Les gouvernements des pays d’Europe de l’Est en font la démonstration tous les jours. Mais c’est surtout l’Italie qui raconte notre avenir. On parle de « populisme » pour unir dans une même enveloppe le mouvement 5 étoiles et la Ligue ex du Nord comme bien d’autres mouvements politiques. Ce qualificatif non défini cache une réalité plus prosaïque et plus tragique : les développements d’une forme de fascisme. Pas celle des années 1930 bien sur. Ce fascisme là s’habille des guenilles de la démocratie, démocratie qui subit une crise politique profonde qui se traduit par la montée inexorable de l’abstention.
La démocratie repose sur des mythes, celui inscrit au fronton des mairies : Liberté, Égalité, Fraternité. Le capitalisme ne s’est fixé comme but la liberté, l’égalité et la fraternité. Mais – et ce mais est essentiel – les populations y croyaient. Les politiques sociales mises en place après la deuxième guerre mondiale et l’existence de contre pouvoirs syndicaux comme politiques donnaient un contenu à ces mythes. La cohésion sociale s’appuyait sur l’élargissement de la protection sociale permettant de réduire les inégalités et du droit du travail, protecteur du salarié face à la puissance économique du patron.
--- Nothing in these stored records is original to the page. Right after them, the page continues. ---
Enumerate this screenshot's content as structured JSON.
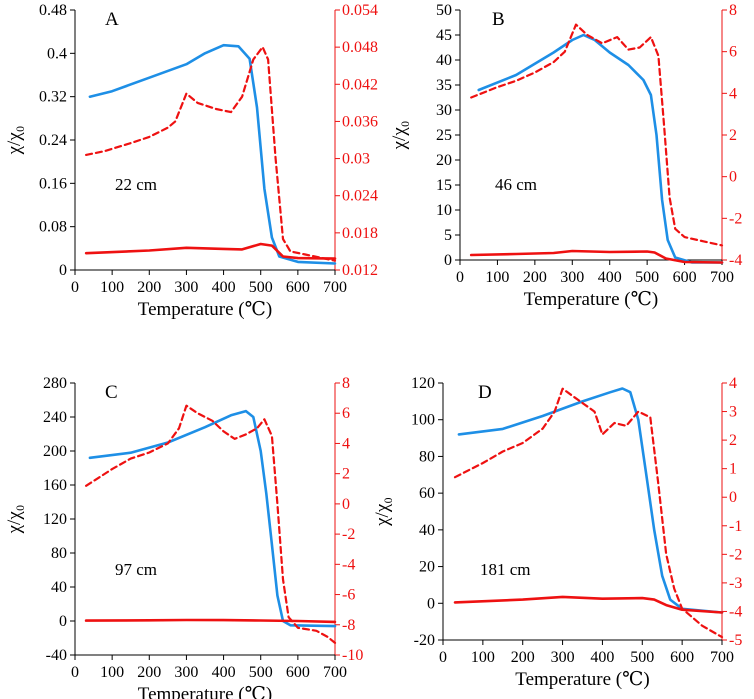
{
  "colors": {
    "blue": "#1e8fe6",
    "red": "#ee1111",
    "axis": "#000000"
  },
  "chart_data": [
    {
      "type": "line",
      "panel": "A",
      "depth": "22 cm",
      "xlabel": "Temperature (℃)",
      "ylabel": "χ/χ₀",
      "x_ticks": [
        "0",
        "100",
        "200",
        "300",
        "400",
        "500",
        "600",
        "700"
      ],
      "xlim": [
        0,
        700
      ],
      "left_ticks": [
        "0",
        "0.08",
        "0.16",
        "0.24",
        "0.32",
        "0.4",
        "0.48"
      ],
      "left_lim": [
        0,
        0.48
      ],
      "right_ticks": [
        "0.012",
        "0.018",
        "0.024",
        "0.03",
        "0.036",
        "0.042",
        "0.048",
        "0.054"
      ],
      "right_lim": [
        0.012,
        0.054
      ],
      "series": [
        {
          "name": "heating χ/χ₀ (blue)",
          "axis": "left",
          "style": "solid",
          "color": "blue",
          "points": [
            [
              40,
              0.32
            ],
            [
              100,
              0.33
            ],
            [
              200,
              0.355
            ],
            [
              300,
              0.38
            ],
            [
              350,
              0.4
            ],
            [
              400,
              0.415
            ],
            [
              440,
              0.413
            ],
            [
              470,
              0.39
            ],
            [
              490,
              0.3
            ],
            [
              510,
              0.15
            ],
            [
              530,
              0.06
            ],
            [
              550,
              0.025
            ],
            [
              600,
              0.015
            ],
            [
              700,
              0.012
            ]
          ]
        },
        {
          "name": "cooling χ/χ₀ (red)",
          "axis": "left",
          "style": "solid",
          "color": "red",
          "points": [
            [
              30,
              0.031
            ],
            [
              200,
              0.036
            ],
            [
              300,
              0.041
            ],
            [
              400,
              0.039
            ],
            [
              450,
              0.038
            ],
            [
              500,
              0.048
            ],
            [
              530,
              0.045
            ],
            [
              560,
              0.025
            ],
            [
              600,
              0.022
            ],
            [
              700,
              0.021
            ]
          ]
        },
        {
          "name": "dM/dT (red dashed)",
          "axis": "right",
          "style": "dashed",
          "color": "red",
          "points": [
            [
              30,
              0.0306
            ],
            [
              80,
              0.0312
            ],
            [
              150,
              0.0325
            ],
            [
              200,
              0.0335
            ],
            [
              250,
              0.035
            ],
            [
              270,
              0.036
            ],
            [
              300,
              0.0405
            ],
            [
              330,
              0.039
            ],
            [
              380,
              0.038
            ],
            [
              420,
              0.0375
            ],
            [
              450,
              0.04
            ],
            [
              480,
              0.046
            ],
            [
              505,
              0.048
            ],
            [
              520,
              0.046
            ],
            [
              540,
              0.03
            ],
            [
              560,
              0.017
            ],
            [
              580,
              0.015
            ],
            [
              620,
              0.0145
            ],
            [
              660,
              0.014
            ],
            [
              700,
              0.0135
            ]
          ]
        }
      ]
    },
    {
      "type": "line",
      "panel": "B",
      "depth": "46 cm",
      "xlabel": "Temperature (℃)",
      "ylabel": "χ/χ₀",
      "x_ticks": [
        "0",
        "100",
        "200",
        "300",
        "400",
        "500",
        "600",
        "700"
      ],
      "xlim": [
        0,
        700
      ],
      "left_ticks": [
        "0",
        "5",
        "10",
        "15",
        "20",
        "25",
        "30",
        "35",
        "40",
        "45",
        "50"
      ],
      "left_lim": [
        0,
        50
      ],
      "right_ticks": [
        "-4",
        "-2",
        "0",
        "2",
        "4",
        "6",
        "8"
      ],
      "right_lim": [
        -4,
        8
      ],
      "series": [
        {
          "name": "heating χ/χ₀ (blue)",
          "axis": "left",
          "style": "solid",
          "color": "blue",
          "points": [
            [
              50,
              34
            ],
            [
              150,
              37
            ],
            [
              250,
              41.5
            ],
            [
              300,
              44
            ],
            [
              330,
              45
            ],
            [
              360,
              44
            ],
            [
              400,
              41.5
            ],
            [
              450,
              39
            ],
            [
              490,
              36
            ],
            [
              510,
              33
            ],
            [
              525,
              25
            ],
            [
              540,
              12
            ],
            [
              555,
              4
            ],
            [
              575,
              0.5
            ],
            [
              620,
              -0.5
            ],
            [
              700,
              -0.5
            ]
          ]
        },
        {
          "name": "cooling χ/χ₀ (red)",
          "axis": "left",
          "style": "solid",
          "color": "red",
          "points": [
            [
              30,
              1
            ],
            [
              150,
              1.2
            ],
            [
              250,
              1.4
            ],
            [
              300,
              1.8
            ],
            [
              400,
              1.6
            ],
            [
              500,
              1.7
            ],
            [
              520,
              1.5
            ],
            [
              550,
              0.3
            ],
            [
              600,
              -0.4
            ],
            [
              700,
              -0.5
            ]
          ]
        },
        {
          "name": "dM/dT (red dashed)",
          "axis": "right",
          "style": "dashed",
          "color": "right",
          "points": [
            [
              30,
              3.8
            ],
            [
              100,
              4.3
            ],
            [
              150,
              4.6
            ],
            [
              200,
              5
            ],
            [
              250,
              5.5
            ],
            [
              280,
              6
            ],
            [
              310,
              7.3
            ],
            [
              340,
              6.8
            ],
            [
              380,
              6.4
            ],
            [
              420,
              6.7
            ],
            [
              450,
              6.1
            ],
            [
              480,
              6.2
            ],
            [
              510,
              6.7
            ],
            [
              530,
              5.8
            ],
            [
              545,
              2.5
            ],
            [
              560,
              -1
            ],
            [
              575,
              -2.5
            ],
            [
              600,
              -2.9
            ],
            [
              650,
              -3.1
            ],
            [
              700,
              -3.3
            ]
          ]
        }
      ]
    },
    {
      "type": "line",
      "panel": "C",
      "depth": "97 cm",
      "xlabel": "Temperature (℃)",
      "ylabel": "χ/χ₀",
      "x_ticks": [
        "0",
        "100",
        "200",
        "300",
        "400",
        "500",
        "600",
        "700"
      ],
      "xlim": [
        0,
        700
      ],
      "left_ticks": [
        "-40",
        "0",
        "40",
        "80",
        "120",
        "160",
        "200",
        "240",
        "280"
      ],
      "left_lim": [
        -40,
        280
      ],
      "right_ticks": [
        "-10",
        "-8",
        "-6",
        "-4",
        "-2",
        "0",
        "2",
        "4",
        "6",
        "8"
      ],
      "right_lim": [
        -10,
        8
      ],
      "series": [
        {
          "name": "heating χ/χ₀ (blue)",
          "axis": "left",
          "style": "solid",
          "color": "blue",
          "points": [
            [
              40,
              192
            ],
            [
              150,
              198
            ],
            [
              250,
              210
            ],
            [
              350,
              228
            ],
            [
              420,
              242
            ],
            [
              460,
              247
            ],
            [
              480,
              240
            ],
            [
              500,
              200
            ],
            [
              515,
              150
            ],
            [
              530,
              90
            ],
            [
              545,
              30
            ],
            [
              560,
              0
            ],
            [
              580,
              -5
            ],
            [
              700,
              -6
            ]
          ]
        },
        {
          "name": "cooling χ/χ₀ (red)",
          "axis": "left",
          "style": "solid",
          "color": "red",
          "points": [
            [
              30,
              0.5
            ],
            [
              200,
              0.8
            ],
            [
              300,
              1.2
            ],
            [
              400,
              1
            ],
            [
              500,
              0.6
            ],
            [
              600,
              0
            ],
            [
              700,
              -1
            ]
          ]
        },
        {
          "name": "dM/dT (red dashed)",
          "axis": "right",
          "style": "dashed",
          "color": "red",
          "points": [
            [
              30,
              1.2
            ],
            [
              100,
              2.3
            ],
            [
              150,
              3
            ],
            [
              200,
              3.4
            ],
            [
              250,
              4
            ],
            [
              280,
              5
            ],
            [
              300,
              6.5
            ],
            [
              330,
              6
            ],
            [
              370,
              5.5
            ],
            [
              400,
              4.8
            ],
            [
              430,
              4.3
            ],
            [
              460,
              4.6
            ],
            [
              490,
              5
            ],
            [
              510,
              5.6
            ],
            [
              530,
              4.5
            ],
            [
              545,
              0
            ],
            [
              560,
              -5
            ],
            [
              575,
              -7.5
            ],
            [
              600,
              -8.2
            ],
            [
              650,
              -8.4
            ],
            [
              680,
              -8.8
            ],
            [
              700,
              -9.2
            ]
          ]
        }
      ]
    },
    {
      "type": "line",
      "panel": "D",
      "depth": "181 cm",
      "xlabel": "Temperature (℃)",
      "ylabel": "χ/χ₀",
      "x_ticks": [
        "0",
        "100",
        "200",
        "300",
        "400",
        "500",
        "600",
        "700"
      ],
      "xlim": [
        0,
        700
      ],
      "left_ticks": [
        "-20",
        "0",
        "20",
        "40",
        "60",
        "80",
        "100",
        "120"
      ],
      "left_lim": [
        -20,
        120
      ],
      "right_ticks": [
        "-5",
        "-4",
        "-3",
        "-2",
        "-1",
        "0",
        "1",
        "2",
        "3",
        "4"
      ],
      "right_lim": [
        -5,
        4
      ],
      "series": [
        {
          "name": "heating χ/χ₀ (blue)",
          "axis": "left",
          "style": "solid",
          "color": "blue",
          "points": [
            [
              40,
              92
            ],
            [
              150,
              95
            ],
            [
              250,
              102
            ],
            [
              350,
              110
            ],
            [
              420,
              115
            ],
            [
              450,
              117
            ],
            [
              470,
              115
            ],
            [
              490,
              100
            ],
            [
              510,
              70
            ],
            [
              530,
              40
            ],
            [
              550,
              15
            ],
            [
              570,
              2
            ],
            [
              600,
              -3
            ],
            [
              700,
              -5
            ]
          ]
        },
        {
          "name": "cooling χ/χ₀ (red)",
          "axis": "left",
          "style": "solid",
          "color": "red",
          "points": [
            [
              30,
              0.5
            ],
            [
              200,
              2
            ],
            [
              300,
              3.5
            ],
            [
              400,
              2.5
            ],
            [
              500,
              2.8
            ],
            [
              530,
              2
            ],
            [
              560,
              -1
            ],
            [
              600,
              -3.5
            ],
            [
              700,
              -5
            ]
          ]
        },
        {
          "name": "dM/dT (red dashed)",
          "axis": "right",
          "style": "dashed",
          "color": "red",
          "points": [
            [
              30,
              0.7
            ],
            [
              100,
              1.2
            ],
            [
              150,
              1.6
            ],
            [
              200,
              1.9
            ],
            [
              250,
              2.4
            ],
            [
              280,
              3
            ],
            [
              300,
              3.8
            ],
            [
              330,
              3.5
            ],
            [
              380,
              3
            ],
            [
              400,
              2.2
            ],
            [
              430,
              2.6
            ],
            [
              460,
              2.5
            ],
            [
              490,
              3
            ],
            [
              520,
              2.8
            ],
            [
              540,
              0.5
            ],
            [
              560,
              -2
            ],
            [
              580,
              -3.2
            ],
            [
              600,
              -3.9
            ],
            [
              650,
              -4.5
            ],
            [
              700,
              -4.9
            ]
          ]
        }
      ]
    }
  ]
}
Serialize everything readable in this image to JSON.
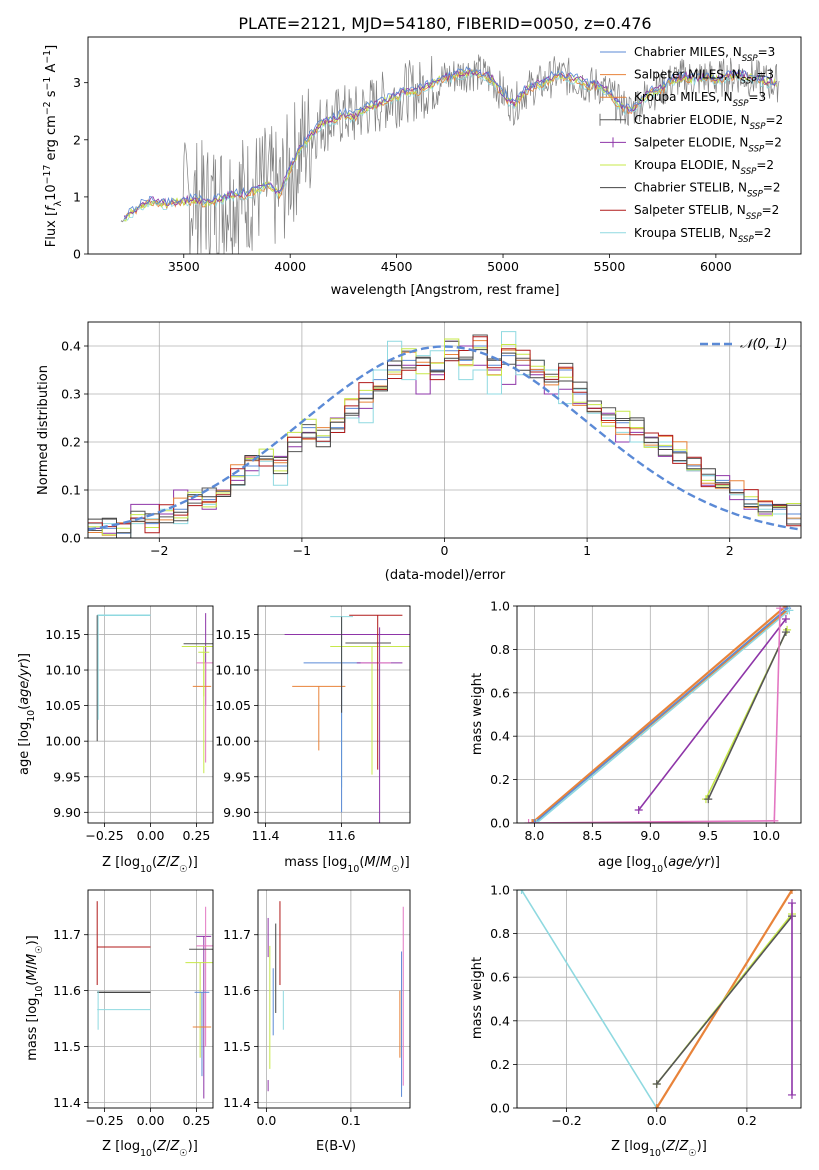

Les années 1980, années de victoire du libéralisme, vont saper cette croyance dans la réalité des mythes. Effritée dans un premier temps, elle a sombré ces dernières années.
Le système inégalitaire, conséquence des politiques économiques et d’entreprise, a creusé du mythe de l’Egalité. Comment y croire désormais ?
La liberté ? Tous les gouvernements font assaut de lois liberticides sous prétexte de lutter contre le terrorisme. La surveillance s’étend grâce à la mise en œuvre de la nouvelle révolution scientifique et technique, la police éduque les jeunes, en les mettant en garde à vue sous des prétextes divers, dans la peur pour éviter toute explosion sociale et le ministre de l’intérieur en France poursuit inlassablement la chasse aux perturbateurs anarchistes, « gauchistes » en laissant le champ libre à l’extrême droite. Cette politique violente provoque des réponses violentes, signe de la faillite des mythes de la démocratie.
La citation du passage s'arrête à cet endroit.